In our study, we pre-covered the plants with fleece the day before sampling. Since nectar production and persistence are also influenced by rain [27], we took samples only on dry days. Nectar was collected at three different times in one day: at 9:00, 12:00, and 15:00 over eight days. We sampled the same four individuals throughout the day. In total, we collected 96 nectar samples. We further analyzed 45 samples due lack of samples.
We used the microcapillary sampling method [57,58,59], in which nectar is drawn by capillary action [40]. For sampling with capillaries, we used 1 µL microcapillaries (Vitrex Medical, Herlev, Denmark). When handling them, we wore latex gloves. After drawing the nectar, we immediately measured its height in the microcapillary tube. Since the volume of the capillary tube was known, we were able to calculate the volume of nectar collected from a single flower directly in the field. The microcapillary tubes with the collected nectar were placed in centrifuge tubes and stored in a −20 °C freezer, where they remained until further analysis.
The samples stored in the freezer were thawed and transferred into vials for further analysis.

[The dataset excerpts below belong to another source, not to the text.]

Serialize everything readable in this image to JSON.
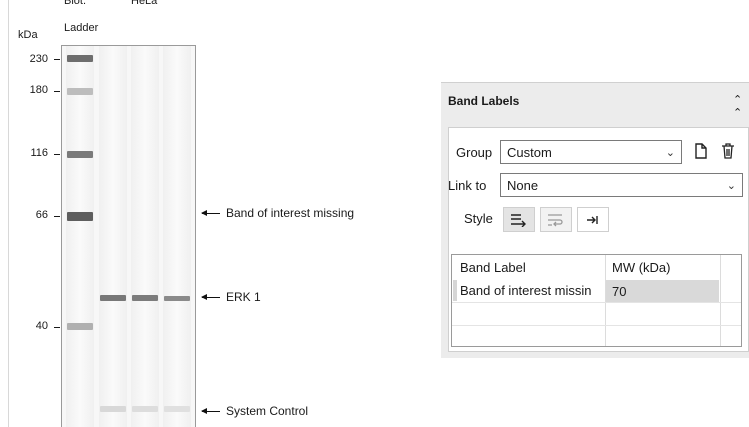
{
  "gel": {
    "unit": "kDa",
    "lane_headers": [
      "Biot.\nLadder",
      "HeLa"
    ],
    "ladder_marks": [
      {
        "label": "230"
      },
      {
        "label": "180"
      },
      {
        "label": "116"
      },
      {
        "label": "66"
      },
      {
        "label": "40"
      }
    ],
    "annotations": [
      {
        "text": "Band of interest missing"
      },
      {
        "text": "ERK 1"
      },
      {
        "text": "System Control"
      }
    ]
  },
  "panel": {
    "title": "Band Labels",
    "collapse_icon": "double-chevron-up-icon",
    "group_label": "Group",
    "group_value": "Custom",
    "link_label": "Link to",
    "link_value": "None",
    "style_label": "Style",
    "table": {
      "headers": [
        "Band Label",
        "MW (kDa)"
      ],
      "rows": [
        {
          "label": "Band of interest missin",
          "mw": "70"
        }
      ]
    }
  }
}
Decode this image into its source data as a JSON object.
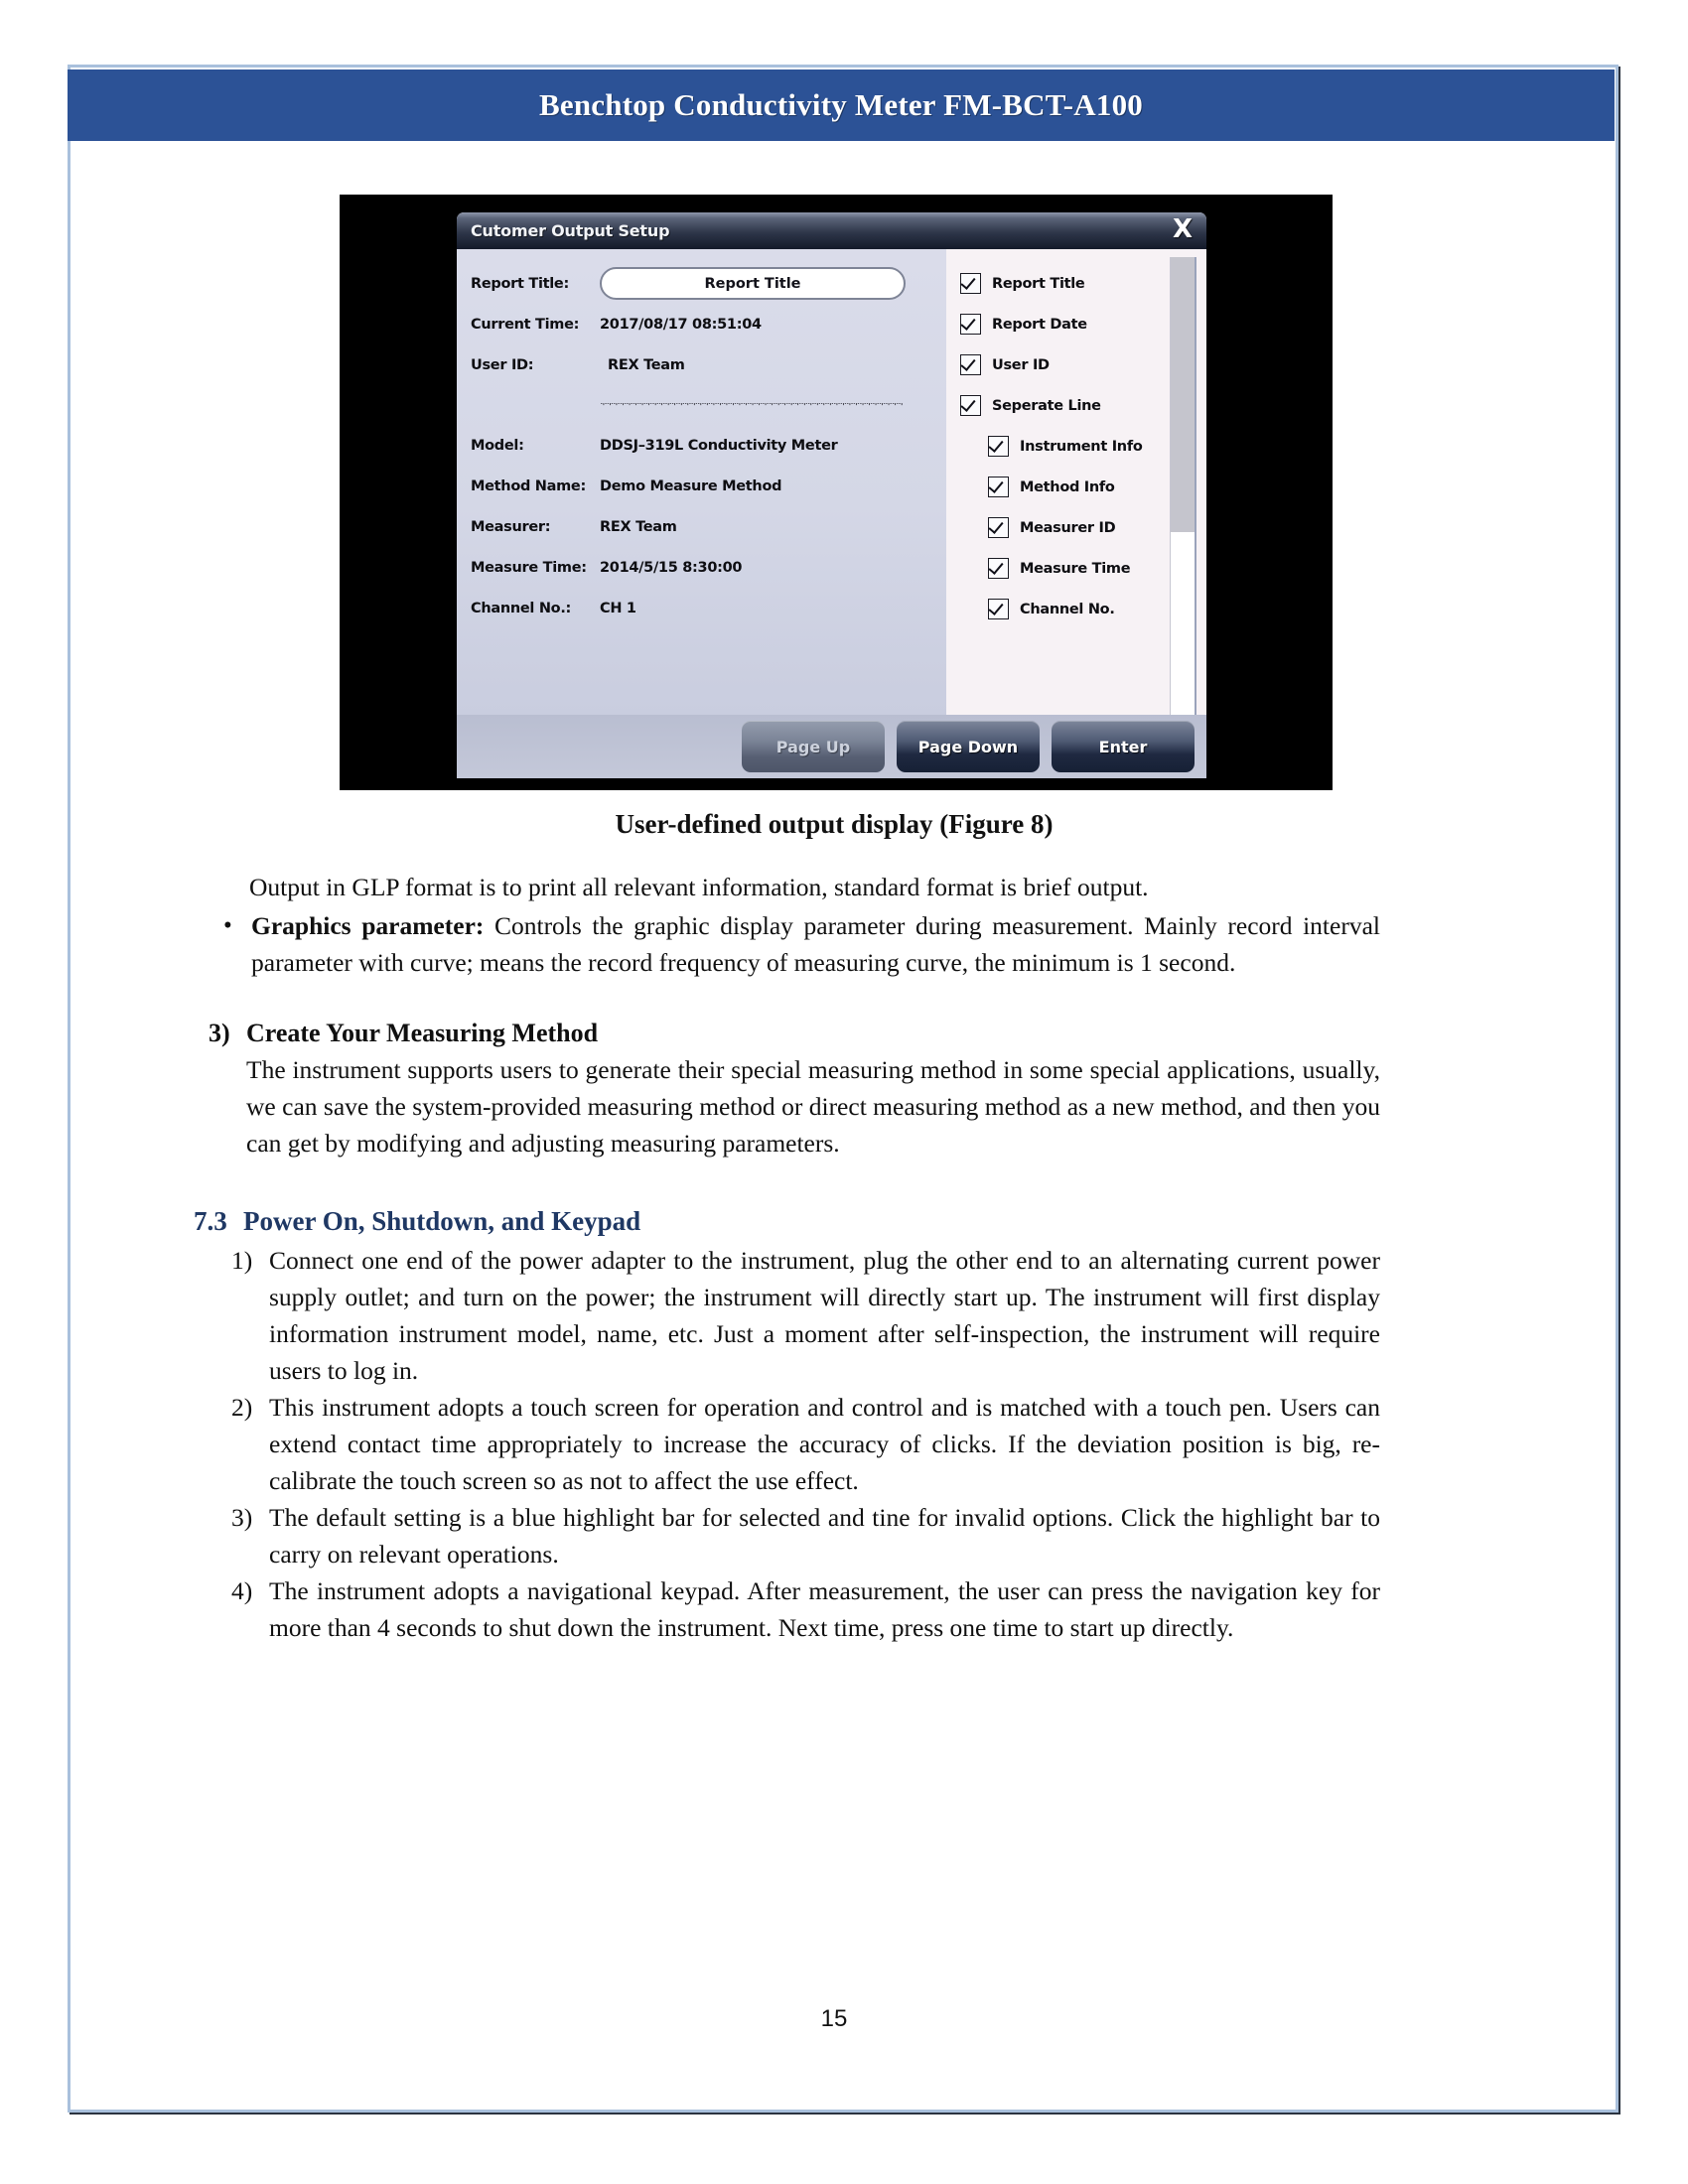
{
  "header": {
    "title": "Benchtop Conductivity Meter FM-BCT-A100"
  },
  "figure": {
    "dialog": {
      "title": "Cutomer Output Setup",
      "close_icon": "X",
      "fields": [
        {
          "label": "Report Title:",
          "value": "Report Title",
          "type": "input"
        },
        {
          "label": "Current Time:",
          "value": "2017/08/17 08:51:04",
          "type": "text"
        },
        {
          "label": "User ID:",
          "value": "REX Team",
          "type": "text"
        },
        {
          "label": "",
          "value": "**********************************************************************",
          "type": "separator"
        },
        {
          "label": "Model:",
          "value": "DDSJ–319L Conductivity Meter",
          "type": "text"
        },
        {
          "label": "Method Name:",
          "value": "Demo Measure Method",
          "type": "text"
        },
        {
          "label": "Measurer:",
          "value": "REX Team",
          "type": "text"
        },
        {
          "label": "Measure Time:",
          "value": "2014/5/15 8:30:00",
          "type": "text"
        },
        {
          "label": "Channel No.:",
          "value": "CH 1",
          "type": "text"
        }
      ],
      "checkboxes": [
        {
          "label": "Report Title",
          "checked": true,
          "indent": false
        },
        {
          "label": "Report Date",
          "checked": true,
          "indent": false
        },
        {
          "label": "User ID",
          "checked": true,
          "indent": false
        },
        {
          "label": "Seperate Line",
          "checked": true,
          "indent": false
        },
        {
          "label": "Instrument Info",
          "checked": true,
          "indent": true
        },
        {
          "label": "Method Info",
          "checked": true,
          "indent": true
        },
        {
          "label": "Measurer ID",
          "checked": true,
          "indent": true
        },
        {
          "label": "Measure Time",
          "checked": true,
          "indent": true
        },
        {
          "label": "Channel No.",
          "checked": true,
          "indent": true
        }
      ],
      "buttons": [
        {
          "label": "Page Up",
          "disabled": true
        },
        {
          "label": "Page Down",
          "disabled": false
        },
        {
          "label": "Enter",
          "disabled": false
        }
      ]
    },
    "caption": "User-defined output display (Figure 8)"
  },
  "body": {
    "intro_paragraph": "Output in GLP format is to print all relevant information, standard format is brief output.",
    "bullet": {
      "dot": "•",
      "term": "Graphics parameter:",
      "text": " Controls the graphic display parameter during measurement. Mainly record interval parameter with curve; means the record frequency of measuring curve, the minimum is 1 second."
    },
    "section3": {
      "marker": "3)",
      "heading": "Create Your Measuring Method",
      "paragraph": "The instrument supports users to generate their special measuring method in some special applications, usually, we can save the system-provided measuring method or direct measuring method as a new method, and then you can get by modifying and adjusting measuring parameters."
    },
    "section73": {
      "number": "7.3",
      "heading": "Power On, Shutdown, and Keypad",
      "items": [
        {
          "marker": "1)",
          "text": "Connect one end of the power adapter to the instrument, plug the other end to an alternating current power supply outlet; and turn on the power; the instrument will directly start up. The instrument will first display information instrument model, name, etc. Just a moment after self-inspection, the instrument will require users to log in."
        },
        {
          "marker": "2)",
          "text": "This instrument adopts a touch screen for operation and control and is matched with a touch pen. Users can extend contact time appropriately to increase the accuracy of clicks. If the deviation position is big, re-calibrate the touch screen so as not to affect the use effect."
        },
        {
          "marker": "3)",
          "text": "The default setting is a blue highlight bar for selected and tine for invalid options. Click the highlight bar to carry on relevant operations."
        },
        {
          "marker": "4)",
          "text": "The instrument adopts a navigational keypad. After measurement, the user can press the navigation key for more than 4 seconds to shut down the instrument. Next time, press one time to start up directly."
        }
      ]
    }
  },
  "footer": {
    "page_number": "15"
  },
  "colors": {
    "header_blue": "#2c5296",
    "heading_navy": "#1f3864",
    "frame_blue": "#a9c0dc"
  }
}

The samples collected with microcapillaries were diluted in 150 µL of water per sample in 2 mL centrifuge tubes. The centrifuge tubes were then placed in a centrifuge for two rounds of 1 min each. After final centrifugation (3 min), the liquid was transferred to an HPLC vial.

4.4. Analysis of Main Sugars

Standards of the three main sugars—sucrose, glucose, and fructose (Merck Millipore, Darmstadt, Germany)—were prepared by dissolving 100 mg of each sugar in 10 mL of deionized water (MilliQ, Merck Millipore). The standards were then diluted to obtain a working standard solution with a concentration of 1 mg/mL for each sugar. The diluted nectar samples were analyzed using a UHPLC Vanquish system (Thermo Scientific, San Jose, CA, USA) equipped with a charged aerosol detector (CAD) and Chromeleon 7.2 SR4 data acquisition software (Thermo Scientific). The separation column used was a Nucleogel Sugar Ca with dimensions of 300 mm × 6.5 mm i.d. (Macherey-Nagel, Düren, Germany) at a temperature of 90 °C. The mobile phase was water under isocratic conditions (the composition of the mobile phase remained constant throughout the analysis), with a flow rate of 0.7 mL/min. The temperature of the CAD detector source was set to 90 °C. The analysis time was 13 min. Sample vials were thermostatted at 10 °C, and the sampler rinse solution was water. Injection volumes were 5 µL for standard solutions and 15 µL for samples.

4.5. Analysis of Selected Amino Acids

The standard amino acid solution was purchased from Sigma-Aldrich (St. Louis, MO, USA) and contained 10 µg/mL of each analyzed amino acid (proline, methionine, leucine, isoleucine, tyrosine, and alanine). The diluted nectar samples were analyzed using an HPLC Accela 600 system (Thermo Scientific, San Jose, CA, USA) coupled with a TSQ Quantum mass spectrometer equipped with an electrospray ionization (ESI) source (Thermo Scientific) and Xcalibur 2.1 data acquisition software (Thermo Scientific).
Detection was performed in selected ion monitoring (SIM) mode under positive ionization. For the specific set of amino acids analyzed, the M + 1 m/z values were monitored and quantified. The separation column was a Hypercarb column with dimensions of 50 mm × 2.1 mm i.d. and a particle size of 3 µm (Thermo Scientific). Column temperature during sample run was 55 °C. Solvents for gradient elution were water with 0.1% formic acid (solvent A) and methanol with 0.1% formic acid (solvent B). The elution program included an isocratic phase from 0 to 2 min with 100% solvent A, followed by a gradient elution from 2 to 5 min decreasing from 100% to 10% solvent A. This was followed by a second isocratic elution from 5 to 9.4 min with 10% solvent A. Column conditioning consisted of an isocratic elution from 9.4 to 14 min with 100% solvent A.
The flow rate was constant at 0.25 mL/min. The analysis time was 14 min. Sample vials were thermostatted at 8 °C. The rinse solution was water with 10% methanol (v/v). Injection volumes were 5 µL for both the standards and the samples.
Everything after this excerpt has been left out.